Wenn du neu bei OpenGL bist, verwirrt dich vielleicht wieso ich im Code erst den Würfel verschiebe, und ihn dann erstelle (ging mir jedenfalls so). Tatsache ist, das man bei OpenGL keine Objekte erstellt, und dann hin- und herschiebt, sondern eine Matrix bearbeitet, und dann beim erstellen des Objektes die Matrix auf die Punkte des Objektes anwendet.

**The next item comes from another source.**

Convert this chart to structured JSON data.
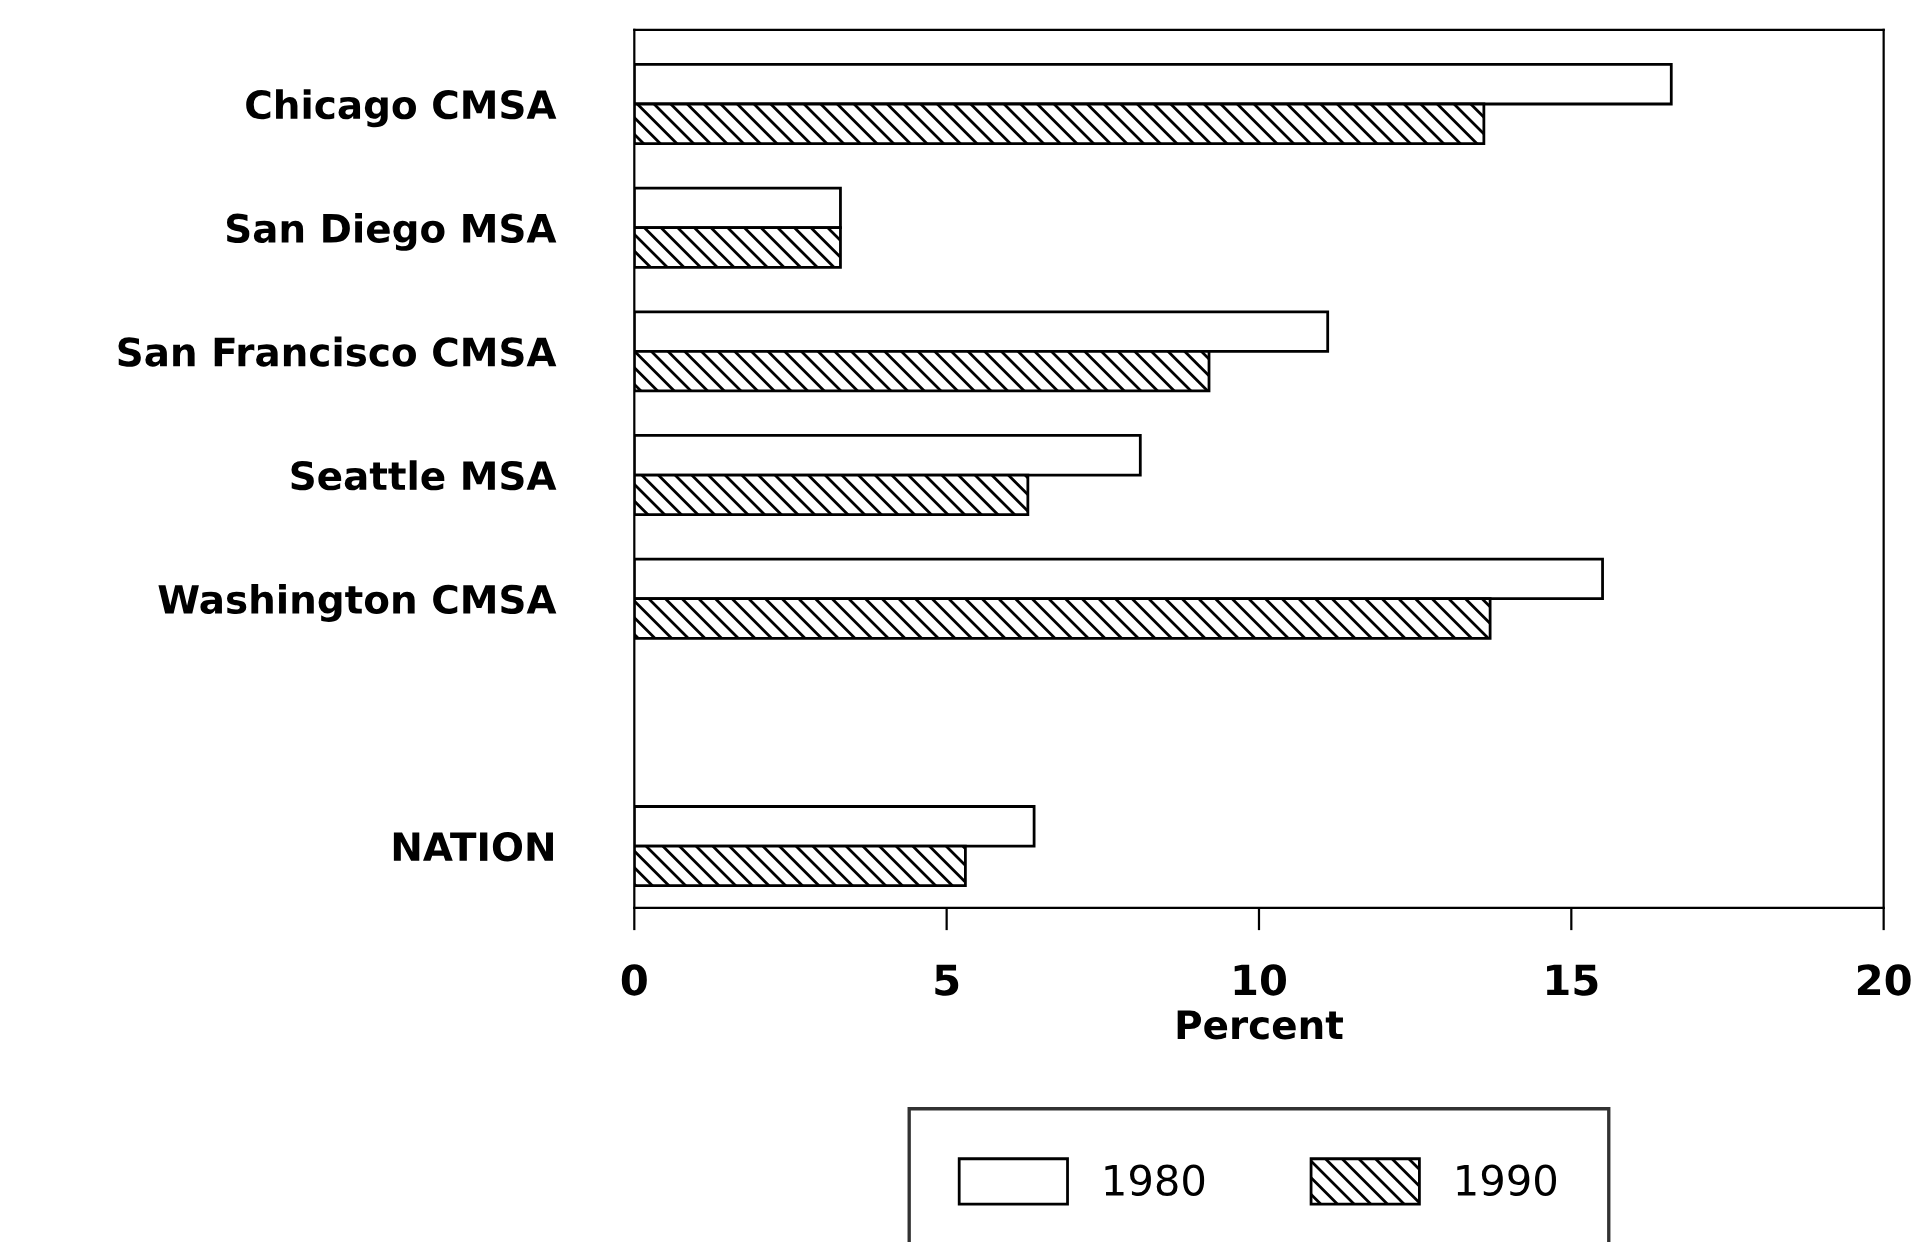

Das ist am Anfang noch schwer zu verstehen, am besten stellst du dir vor, du hättest einen Konstruktor (meinetwegen ein kleines Männchen ), der dein Objekt aufbaut. Den verschiebst (und drehst) du zuerst an die passende Stelle im Raum, und lässt ihn dann dein Objekt (zB einen Würfel) bauen.

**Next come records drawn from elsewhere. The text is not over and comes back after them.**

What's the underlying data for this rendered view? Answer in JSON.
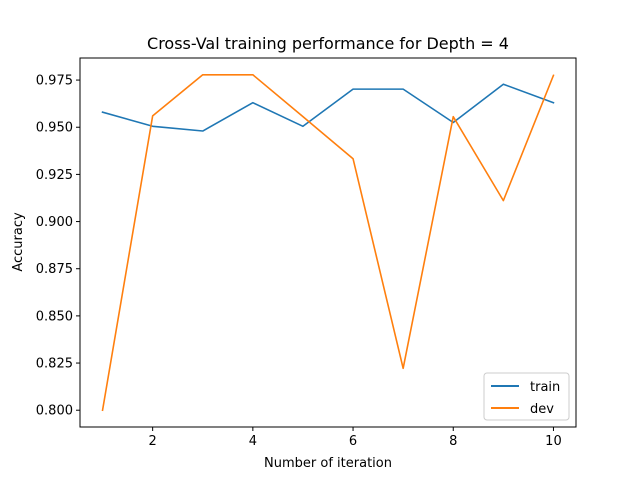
{
  "chart_data": {
    "type": "line",
    "title": "Cross-Val training performance for Depth = 4",
    "xlabel": "Number of iteration",
    "ylabel": "Accuracy",
    "x": [
      1,
      2,
      3,
      4,
      5,
      6,
      7,
      8,
      9,
      10
    ],
    "xticks": [
      2,
      4,
      6,
      8,
      10
    ],
    "xlim": [
      0.55,
      10.45
    ],
    "yticks": [
      0.8,
      0.825,
      0.85,
      0.875,
      0.9,
      0.925,
      0.95,
      0.975
    ],
    "ytick_labels": [
      "0.800",
      "0.825",
      "0.850",
      "0.875",
      "0.900",
      "0.925",
      "0.950",
      "0.975"
    ],
    "ylim": [
      0.7911,
      0.9867
    ],
    "grid": false,
    "legend_position": "lower-right",
    "series": [
      {
        "name": "train",
        "color": "#1f77b4",
        "values": [
          0.958,
          0.9505,
          0.948,
          0.963,
          0.9505,
          0.9702,
          0.9702,
          0.9525,
          0.9728,
          0.963
        ]
      },
      {
        "name": "dev",
        "color": "#ff7f0e",
        "values": [
          0.8,
          0.956,
          0.9778,
          0.9778,
          0.9556,
          0.9333,
          0.8222,
          0.9556,
          0.9111,
          0.9775
        ]
      }
    ]
  }
}
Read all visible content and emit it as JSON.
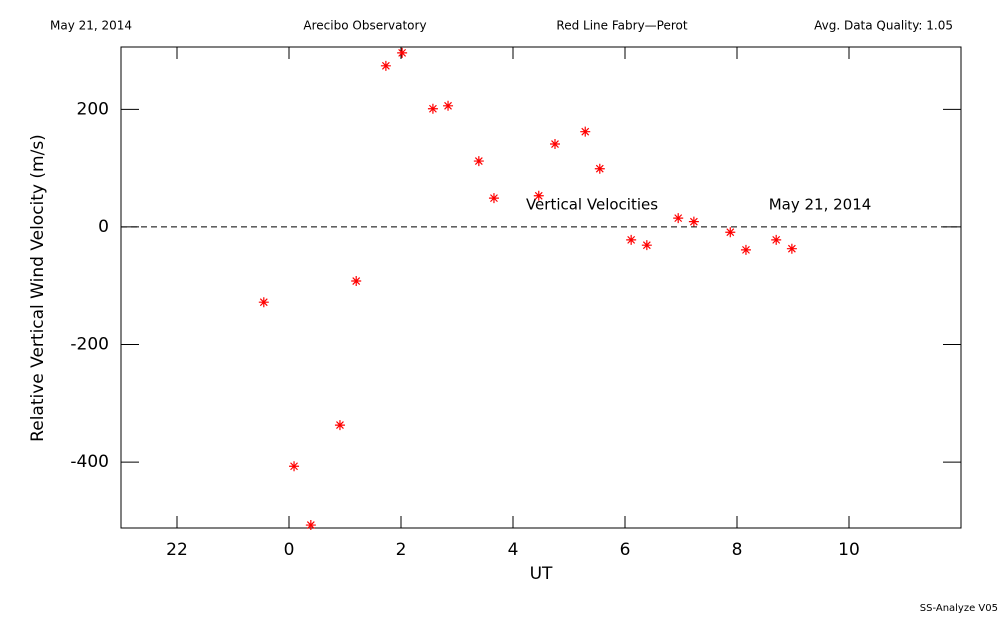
{
  "chart_data": {
    "type": "scatter",
    "header": [
      "May 21, 2014",
      "Arecibo Observatory",
      "Red Line Fabry—Perot",
      "Avg. Data Quality: 1.05"
    ],
    "xlabel": "UT",
    "ylabel": "Relative Vertical Wind Velocity (m/s)",
    "annotations": [
      "Vertical Velocities",
      "May 21, 2014"
    ],
    "footer": "SS-Analyze V05",
    "xlim": [
      -3,
      12
    ],
    "ylim": [
      -512,
      306
    ],
    "xticks": [
      {
        "value": -2,
        "label": "22"
      },
      0,
      2,
      4,
      6,
      8,
      10
    ],
    "yticks": [
      -400,
      -200,
      0,
      200
    ],
    "reference_line": 0,
    "series": [
      {
        "name": "Vertical Velocities",
        "color": "#ff0000",
        "x": [
          -0.45,
          0.09,
          0.39,
          0.91,
          1.2,
          1.73,
          2.02,
          2.57,
          2.84,
          3.39,
          3.66,
          4.46,
          4.75,
          5.29,
          5.55,
          6.11,
          6.39,
          6.95,
          7.23,
          7.88,
          8.16,
          8.7,
          8.98
        ],
        "values": [
          -128,
          -407,
          -507,
          -337,
          -92,
          274,
          296,
          201,
          206,
          112,
          49,
          53,
          141,
          162,
          99,
          -22,
          -31,
          15,
          9,
          -9,
          -39,
          -22,
          -37
        ]
      }
    ]
  }
}
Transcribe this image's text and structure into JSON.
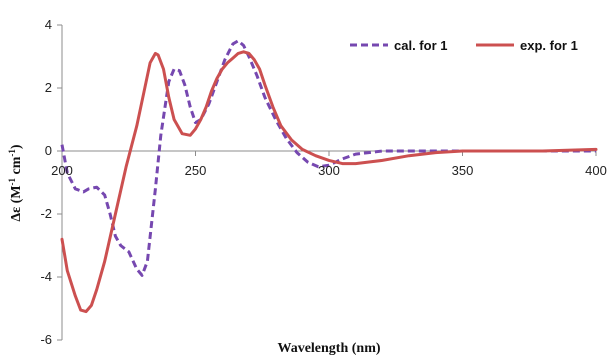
{
  "chart_data": {
    "type": "line",
    "xlabel": "Wavelength (nm)",
    "ylabel": "Δε (M",
    "ylabel_parts": {
      "sup1": "-1",
      "mid": " cm",
      "sup2": "-1",
      "end": ")"
    },
    "xlim": [
      200,
      400
    ],
    "ylim": [
      -6,
      4
    ],
    "xticks": [
      200,
      250,
      300,
      350,
      400
    ],
    "yticks": [
      -6,
      -4,
      -2,
      0,
      2,
      4
    ],
    "grid": false,
    "legend_position": "top-right",
    "series": [
      {
        "name": "cal. for 1",
        "color": "#7648b0",
        "style": "dashed",
        "x": [
          200,
          202,
          205,
          208,
          210,
          213,
          216,
          218,
          220,
          222,
          225,
          228,
          230,
          232,
          235,
          237,
          240,
          242,
          244,
          246,
          248,
          250,
          252,
          255,
          258,
          261,
          264,
          266,
          268,
          270,
          273,
          276,
          280,
          284,
          288,
          292,
          296,
          300,
          305,
          310,
          320,
          340,
          360,
          380,
          400
        ],
        "y": [
          0.2,
          -0.7,
          -1.2,
          -1.3,
          -1.2,
          -1.15,
          -1.4,
          -2.0,
          -2.7,
          -3.0,
          -3.2,
          -3.75,
          -3.95,
          -3.5,
          -1.2,
          0.5,
          2.2,
          2.6,
          2.55,
          2.1,
          1.4,
          0.9,
          1.0,
          1.5,
          2.2,
          2.9,
          3.4,
          3.5,
          3.35,
          3.0,
          2.4,
          1.7,
          1.0,
          0.4,
          -0.05,
          -0.35,
          -0.5,
          -0.45,
          -0.25,
          -0.1,
          0.0,
          0.0,
          0.0,
          0.0,
          0.0
        ]
      },
      {
        "name": "exp. for 1",
        "color": "#cc5050",
        "style": "solid",
        "x": [
          200,
          202,
          205,
          207,
          209,
          211,
          213,
          216,
          220,
          224,
          228,
          231,
          233,
          235,
          236,
          238,
          240,
          242,
          245,
          248,
          250,
          252,
          254,
          256,
          258,
          260,
          262,
          264,
          266,
          268,
          270,
          272,
          274,
          276,
          279,
          282,
          286,
          290,
          295,
          300,
          305,
          310,
          315,
          320,
          330,
          340,
          350,
          360,
          380,
          400
        ],
        "y": [
          -2.8,
          -3.8,
          -4.6,
          -5.05,
          -5.1,
          -4.9,
          -4.4,
          -3.5,
          -2.0,
          -0.5,
          0.8,
          2.0,
          2.8,
          3.1,
          3.05,
          2.6,
          1.7,
          1.0,
          0.55,
          0.5,
          0.7,
          1.0,
          1.4,
          1.9,
          2.3,
          2.6,
          2.8,
          2.95,
          3.1,
          3.15,
          3.1,
          2.9,
          2.6,
          2.1,
          1.4,
          0.8,
          0.35,
          0.05,
          -0.15,
          -0.3,
          -0.4,
          -0.4,
          -0.35,
          -0.3,
          -0.15,
          -0.05,
          0.0,
          0.0,
          0.0,
          0.05
        ]
      }
    ]
  }
}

Falls du das ganze noch vertiefen möchtest, empfehle ich dir ein paar tutorials zu dem Thema zu lesen. Ein paar gute gibt es übrigens bei nehe.gamedev.net 

Ich hoffe ich konnte dir helfen.

-Crayzee Ivan


----------



## RuLaMaN (11. September 2002)

Ja genau das hab ich gemeint...vielen dank für die schnelle und ausfürliche erklärung, hat mir sehr weitergeholfen!!!
MFG Hannes


----------



## Piesbruhder (12. September 2002)

Gude Hannes!

Hier findest du eine Reihe von (sehr geilen) Tutorials in denen man eigentlich alles lernt. Da du gesagt hast, dass du völliger Nwebie bist, dachte ich, das könte dir helfen. Wenn du allerdings gut genug englisch kannst, solltest du dir die umunstrittenen, grandiosen und berühmten  NeHe-Tuts einverleiben. Das andere sind halt Übersetzungen. Sind aber noch nicht alle.

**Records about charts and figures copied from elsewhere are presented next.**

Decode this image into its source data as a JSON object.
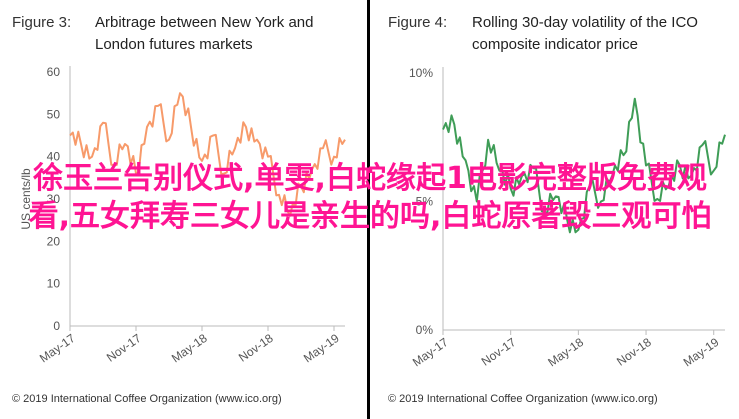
{
  "chart_data": [
    {
      "type": "line",
      "figure_label": "Figure 3:",
      "title_lines": [
        "Arbitrage between New York and",
        "London futures markets"
      ],
      "ylabel": "US cents/lb",
      "ylim": [
        0,
        60
      ],
      "yticks": [
        0,
        10,
        20,
        30,
        40,
        50,
        60
      ],
      "xlim": [
        "2017-05",
        "2019-06"
      ],
      "xticks": [
        "May-17",
        "Nov-17",
        "May-18",
        "Nov-18",
        "May-19"
      ],
      "color": "#f79a6a",
      "series": [
        {
          "x": [
            "2017-05",
            "2017-06",
            "2017-07",
            "2017-08",
            "2017-09",
            "2017-10",
            "2017-11",
            "2017-12",
            "2018-01",
            "2018-02",
            "2018-03",
            "2018-04",
            "2018-05",
            "2018-06",
            "2018-07",
            "2018-08",
            "2018-09",
            "2018-10",
            "2018-11",
            "2018-12",
            "2019-01",
            "2019-02",
            "2019-03",
            "2019-04",
            "2019-05",
            "2019-06"
          ],
          "values": [
            45,
            43,
            40,
            48,
            38,
            43,
            36,
            47,
            52,
            44,
            55,
            47,
            39,
            45,
            36,
            42,
            47,
            44,
            40,
            31,
            26,
            33,
            37,
            42,
            40,
            44
          ]
        }
      ]
    },
    {
      "type": "line",
      "figure_label": "Figure 4:",
      "title_lines": [
        "Rolling 30-day volatility of the ICO",
        "composite indicator price"
      ],
      "ylim": [
        0,
        10
      ],
      "yticks": [
        "0%",
        "5%",
        "10%"
      ],
      "ytick_values": [
        0,
        5,
        10
      ],
      "xlim": [
        "2017-05",
        "2019-06"
      ],
      "xticks": [
        "May-17",
        "Nov-17",
        "May-18",
        "Nov-18",
        "May-19"
      ],
      "color": "#3f9d57",
      "series": [
        {
          "x": [
            "2017-05",
            "2017-06",
            "2017-07",
            "2017-08",
            "2017-09",
            "2017-10",
            "2017-11",
            "2017-12",
            "2018-01",
            "2018-02",
            "2018-03",
            "2018-04",
            "2018-05",
            "2018-06",
            "2018-07",
            "2018-08",
            "2018-09",
            "2018-10",
            "2018-11",
            "2018-12",
            "2019-01",
            "2019-02",
            "2019-03",
            "2019-04",
            "2019-05",
            "2019-06"
          ],
          "values": [
            7.8,
            8.0,
            6.6,
            5.0,
            7.4,
            6.2,
            5.5,
            6.0,
            6.3,
            4.6,
            5.2,
            4.3,
            3.9,
            5.6,
            5.0,
            6.0,
            6.8,
            9.0,
            6.4,
            5.1,
            5.6,
            6.4,
            6.0,
            7.2,
            6.2,
            7.6
          ]
        }
      ]
    }
  ],
  "footer": "© 2019 International Coffee Organization (www.ico.org)",
  "overlay_text": "徐玉兰告别仪式,单雯,白蛇缘起1电影完整版免费观看,五女拜寿三女儿是亲生的吗,白蛇原著毁三观可怕"
}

Hoffe ich konnte dir helfen, vielleicht kanntest du das ja auch schon. Jedenfalls noch viel Glück mit OpenGL.


----------



## Crayzee Ivan (13. September 2002)

Hm, ich will jetzt hier ja nicht rummüffeln, aber ich denke das wir beide den selben link geposted haben...


Naja, heißt halt auch nur das NeHe witklich gute arbeit geleisted hat 


-Crayzee Ivan


----------



## Piesbruhder (17. September 2002)

@Crayzee Ivan:

Sorry, mein Fehler, du hast recht!  Aber ist ja nicht so schlimm, denke ich. Wie auch immer, ich habe ja auch die Übersetzungenb gepostet, somit war mein Post wenigstens nicht vöölig sinnlos.

In diesem Sinne: "Upps!"


----------



## Kimble (12. Oktober 2002)

ansonsten schau hier noch mal:
http://www.gametutorials.com

@Piesbruhder-> http://www.codeworx.org/opengl_tuts.php
ach ja, wer kein Englisch kann, sollte gleich aufhören OpenGL zu proggen, da's ziemlich wenig tuts, bzw. gute Bücher auf deutsch gibt!!!


----------



## Piesbruhder (13. Oktober 2002)

Kimble:

Da hast du natürlich recht. Aber ich weiß nicht, ob es dir ähnlich
geht aber ich finde es um einiges angenehmer nach einem
deutschsprachigem Tutorial zu arbeiten und bin froh, dass gerade das
erste NeHe-Tutorial in deutsch vorliegt und solange es ein Tutorial
übersetzt gibt, werde ich mich auch für das übersetzte entscheiden.

PS: Danke für dan Link, diese Seite kannte ich noch nicht und sie ist wirklich sehr gut!


----------